Fatigue is a common and debilitating side effect of prostate cancer treatment.
In this study, researchers evaluated patient-reported fatigue in 1,195 patients, 797 of whom were randomly assigned patients to prednisone plus abiraterone acetate (Zytiga, Janssen Biotech). The other 398 patients received prednisone plus placebo.
Cora N. Sternberg, MD, chief of the department of medical oncology at San Camillo-Forlanini Hospital in Rome, and colleagues provided patients with a Brief Fatigue Inventory (BFI) questionnaire to measure patient-reported intensity and fatigue interference with daily life activities.
This was the first phase 3 trial to use a validated fatigue-specific instrument to evaluate fatigue in patients with advanced prostate cancer, according to researchers.
Among patients with clinically significant fatigue at baseline, 58.1% of those assigned to prednisone plus abiraterone acetate reported improvement in fatigue intensity compared with 40.3% of patients assigned to prednisone alone (P=.0001).

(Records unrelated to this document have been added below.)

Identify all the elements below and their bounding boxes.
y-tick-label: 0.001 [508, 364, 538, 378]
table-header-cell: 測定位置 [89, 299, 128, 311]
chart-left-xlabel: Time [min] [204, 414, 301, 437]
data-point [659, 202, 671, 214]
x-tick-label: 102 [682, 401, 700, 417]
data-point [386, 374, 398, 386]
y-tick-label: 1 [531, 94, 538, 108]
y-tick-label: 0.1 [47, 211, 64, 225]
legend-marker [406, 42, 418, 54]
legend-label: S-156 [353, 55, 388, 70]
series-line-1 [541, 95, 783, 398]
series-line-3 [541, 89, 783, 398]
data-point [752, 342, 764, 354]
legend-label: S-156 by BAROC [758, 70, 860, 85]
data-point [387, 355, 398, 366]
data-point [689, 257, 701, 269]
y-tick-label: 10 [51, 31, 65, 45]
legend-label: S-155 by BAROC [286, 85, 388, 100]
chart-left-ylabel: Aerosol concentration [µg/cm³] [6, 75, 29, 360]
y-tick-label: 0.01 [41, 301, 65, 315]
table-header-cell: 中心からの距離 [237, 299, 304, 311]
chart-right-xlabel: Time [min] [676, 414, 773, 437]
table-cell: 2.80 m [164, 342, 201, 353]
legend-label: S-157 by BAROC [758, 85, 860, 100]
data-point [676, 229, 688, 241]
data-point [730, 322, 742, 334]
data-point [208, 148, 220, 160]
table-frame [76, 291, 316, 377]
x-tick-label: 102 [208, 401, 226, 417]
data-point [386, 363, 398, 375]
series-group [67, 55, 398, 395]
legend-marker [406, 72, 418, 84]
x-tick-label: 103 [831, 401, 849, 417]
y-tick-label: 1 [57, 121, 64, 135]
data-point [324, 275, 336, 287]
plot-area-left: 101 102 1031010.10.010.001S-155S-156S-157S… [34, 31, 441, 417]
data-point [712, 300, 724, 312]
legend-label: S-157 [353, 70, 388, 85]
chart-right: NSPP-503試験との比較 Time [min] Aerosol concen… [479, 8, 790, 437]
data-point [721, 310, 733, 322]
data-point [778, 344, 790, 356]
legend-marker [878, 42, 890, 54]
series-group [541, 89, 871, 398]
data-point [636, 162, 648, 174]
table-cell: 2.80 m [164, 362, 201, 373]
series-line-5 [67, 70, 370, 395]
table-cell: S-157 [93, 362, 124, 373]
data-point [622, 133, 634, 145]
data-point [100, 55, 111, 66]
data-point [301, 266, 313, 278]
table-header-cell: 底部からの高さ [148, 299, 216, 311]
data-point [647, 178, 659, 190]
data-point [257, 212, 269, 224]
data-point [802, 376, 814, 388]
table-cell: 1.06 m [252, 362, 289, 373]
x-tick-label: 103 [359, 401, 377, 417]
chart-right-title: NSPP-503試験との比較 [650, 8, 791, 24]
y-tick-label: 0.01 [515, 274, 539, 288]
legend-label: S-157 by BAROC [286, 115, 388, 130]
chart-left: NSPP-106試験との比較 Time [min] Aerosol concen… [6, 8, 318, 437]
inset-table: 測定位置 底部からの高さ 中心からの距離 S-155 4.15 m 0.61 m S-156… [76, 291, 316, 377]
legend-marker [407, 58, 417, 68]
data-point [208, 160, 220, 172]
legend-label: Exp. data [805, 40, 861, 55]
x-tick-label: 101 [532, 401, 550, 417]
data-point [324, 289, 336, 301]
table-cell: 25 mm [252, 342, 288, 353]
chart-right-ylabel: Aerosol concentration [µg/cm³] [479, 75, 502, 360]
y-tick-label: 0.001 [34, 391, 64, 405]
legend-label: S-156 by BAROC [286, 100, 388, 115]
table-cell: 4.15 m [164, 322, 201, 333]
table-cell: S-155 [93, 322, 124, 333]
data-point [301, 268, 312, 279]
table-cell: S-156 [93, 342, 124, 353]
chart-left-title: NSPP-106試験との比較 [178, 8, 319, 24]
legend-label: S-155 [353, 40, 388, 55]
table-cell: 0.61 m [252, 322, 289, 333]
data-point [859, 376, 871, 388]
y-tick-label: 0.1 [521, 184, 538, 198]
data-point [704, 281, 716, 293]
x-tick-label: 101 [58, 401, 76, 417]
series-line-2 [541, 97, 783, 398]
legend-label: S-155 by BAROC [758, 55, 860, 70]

Patients assigned to the combination regimen also reported improved fatigue interference (55% vs. 38%; P=.0075) and accelerated improvement in fatigue intensity (median 59 days vs. 194 days; P=.0155) compared with prednisone alone, study results showed.
“In patients with metastatic castration-resistant prostate cancer progressing after docetaxel chemotherapy, abiraterone acetate and prednisone yielded clinically meaningful improvements in patient reported fatigue compared with prednisone alone,” Sternberg and colleagues concluded.